Sia Conseil / Source : Le Baromètre du microcrédit 2010 et le Rapport IGF 2009 – Microcrédit
Sia Conseil / Source : Le Baromètre du microcrédit 2010 et le Rapport IGF 2009 – Microcrédit
Une place à prendre pour les banques
C’est dans ce contexte que les banques peuvent tirer leur épingle du jeu. Le développement à plus grande échelle d’une offre de microcrédit pourrait en effet avoir plusieurs retombées positives :
- Conquête de clientèle : le microcrédit est un levier pour l’accessibilité future au crédit bancaire. Son développement est stratégique pour les établissements bancaires puisqu’il permettrait d’attirer un nouveau canal de clients qui à court et moyen terme pourront réintégrer le circuit bancaire. Dans la mesure où les clients sont prescrits par les accompagnants et qu’ils assurent de plus une pré-instruction des demandes, les banques bénéficient de coûts d’acquisition de clientèle et de gestion de dossiers réduits en matière de microcrédit.
- Prévention d’une nouvelle réglementation contraignante : Une démarche proactive des banques pourrait permettre d’anticiper la mise en place d’une règlementation contraignante pour augmenter l’offre de crédits bancaires aux plus pauvres sur le modèle du Community Reinvestment Act mis en place aux Etats-Unis en 1977.
- Enjeux d’image et de développement durable : Le microcrédit personnel est un produit fondé sur un modèle économique permettant rentabilité et aide aux personnes les plus affectées par la crise. En cela il s’agit d’un produit économiquement et socialement viable.

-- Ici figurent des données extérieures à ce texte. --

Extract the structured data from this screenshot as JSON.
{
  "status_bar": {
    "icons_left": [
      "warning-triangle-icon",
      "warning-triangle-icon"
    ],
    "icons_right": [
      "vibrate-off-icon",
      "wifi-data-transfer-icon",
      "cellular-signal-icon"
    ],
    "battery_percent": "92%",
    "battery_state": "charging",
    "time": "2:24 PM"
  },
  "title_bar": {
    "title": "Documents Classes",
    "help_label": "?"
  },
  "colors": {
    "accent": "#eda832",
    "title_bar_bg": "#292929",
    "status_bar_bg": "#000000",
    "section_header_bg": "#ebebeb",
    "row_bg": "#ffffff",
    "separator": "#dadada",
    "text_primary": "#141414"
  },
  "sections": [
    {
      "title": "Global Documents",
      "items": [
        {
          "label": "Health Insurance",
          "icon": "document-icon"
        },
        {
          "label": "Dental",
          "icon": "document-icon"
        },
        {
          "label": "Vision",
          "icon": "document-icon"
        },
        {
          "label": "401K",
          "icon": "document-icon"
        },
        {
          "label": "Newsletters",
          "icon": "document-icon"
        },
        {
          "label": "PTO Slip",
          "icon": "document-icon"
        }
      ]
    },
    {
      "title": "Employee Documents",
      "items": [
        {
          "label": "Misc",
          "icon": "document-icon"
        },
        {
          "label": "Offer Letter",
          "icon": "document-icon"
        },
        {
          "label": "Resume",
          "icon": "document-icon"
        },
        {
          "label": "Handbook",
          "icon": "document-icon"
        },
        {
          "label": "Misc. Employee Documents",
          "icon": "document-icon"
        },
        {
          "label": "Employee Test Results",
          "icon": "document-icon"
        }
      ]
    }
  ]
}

- Risques limités : Il ne s’appuie pas sur des produits spéculatifs, et bien que s’adressant à une population peu solvable, le risque bancaire semble raisonnablement maîtrisable par la mise en place d’un accompagnement adapté, à laquelle s’ajoute la garantie apportée par le FCS.
Par ailleurs, les établissements de crédit pourrait proposer des conditions plus avantageuses que les IMF, ainsi qu’une accessibilité accrue, en capitalisant sur leur l’implantation régionale, leurs moyens financiers, humains et technologiques. Les banques peuvent activer le levier du volume pour avoir une meilleure gestion des coûts que les IMF. Les banques pourraient atteindre un niveau d’équilibre, selon la Caisse des Dépôts, avec des taux entre 12% et 14%.
Plusieurs points clefs seraient cependant à prendre en compte pour le déploiement à grande échelle d’une telle offre. Les banques ne disposant pas de réseau d’accompagnement interne, elles devront tout d’abord mettre en place ou renforcer les partenariats avec ces derniers. Ensuite, elles devront trouver le moyen de distribution le plus efficient : le point de contact le plus efficace en termes de fidélisation pourrait être l’agence bancaire, mais cela impliquerait une formation à grande échelle des conseillers. Enfin, il faudrait mettre en place les processus et incentives adéquats pour éviter que ce produit, ne soit distribué en remplacement de crédit à la consommation, qui bénéficie de taux moins élevés.